A 32-year-old female with no prior medical history presents with several days of fevers, chills, myalgias, and progressive shortness of breath. She is found to have a blood pressure of 84/70, heart rate of 123, and oxygen saturation of 84% on room air. She is admitted to the ICU and an urgent echocardiogram shows a left ventricular ejection fraction of 15%, normal left ventricular end diastolic diameter, and severe right ventricular systolic dysfunction. She is started on intravenous norepinephrine and dobutamine, given intravenous furosemide and is intubated for progressive hypoxia; however, she remains persistently hypotensive with poor urine output despite escalating doses of intravenous therapy and diuretics.
Which of the following would be the most appropriate choice for mechanical circulatory support in this patient?

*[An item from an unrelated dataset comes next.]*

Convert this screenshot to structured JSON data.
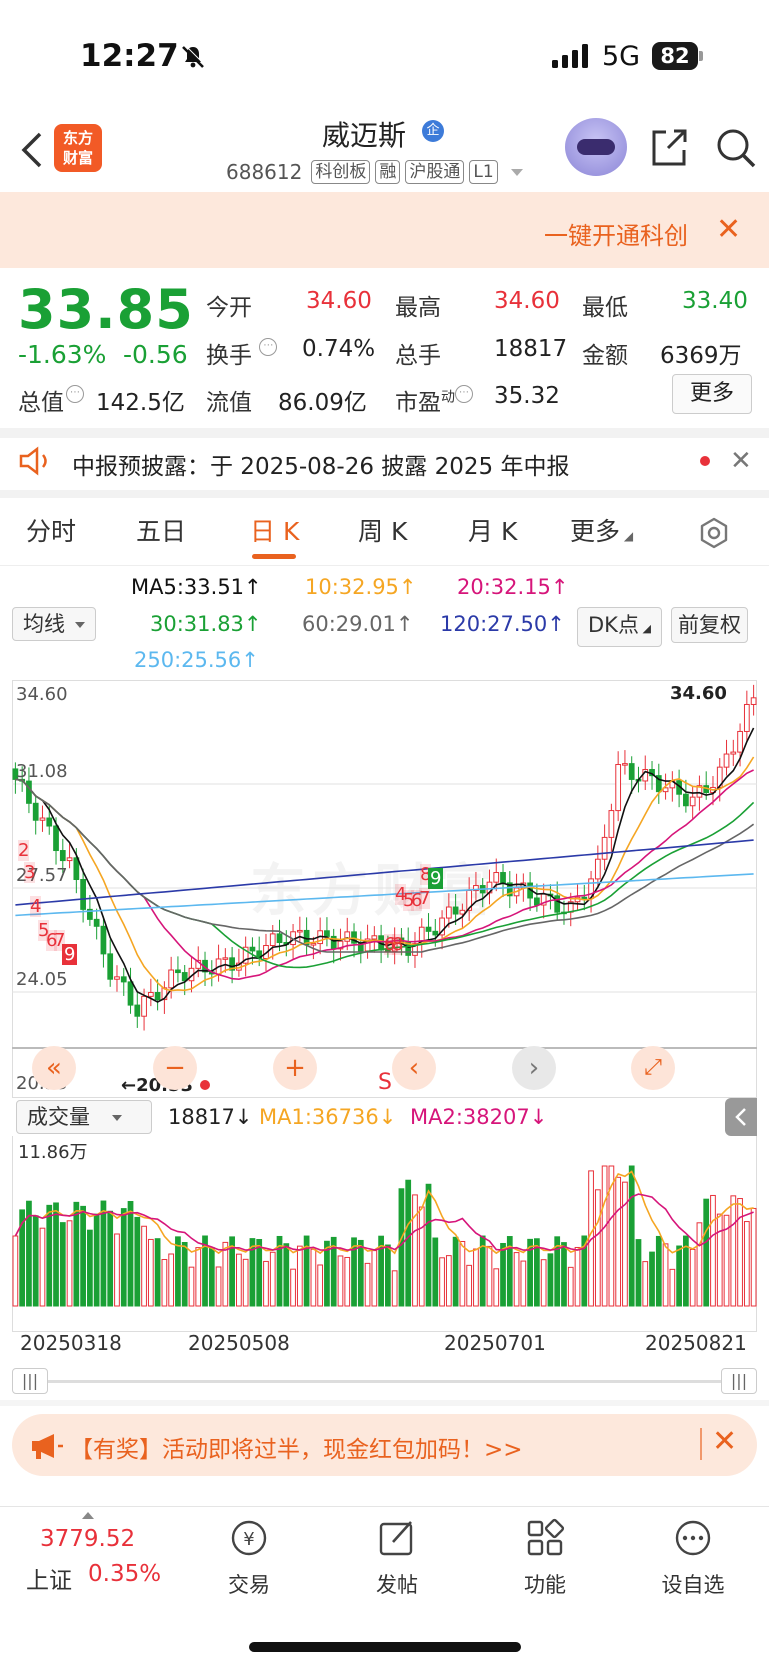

VA-ECMO is the best choice for mechanical circulatory support for this patient given the need for both cardiac and respiratory support. Indications for VA-ECMO include refractory cardiogenic shock, cardiac arrest, massive pulmonary embolism, and failure to wean from cardiopulmonary bypass after cardiac surgery. In the setting of biventricular failure with both severe right and left ventricular dysfunction, a LVAD (either percutaneous or surgical) alone is insufficient and can often worsen right ventricular function when placed for isolated left ventricular failure. Although there are no contraindications to IABP placement in this setting, it would be unlikely to provide sufficient hemodynamic support given her refractory cardiogenic shock, and would not directly support oxygenation. VV ECMO would only provide oxygenation, but no hemodynamic support, and thus not useful in this patient.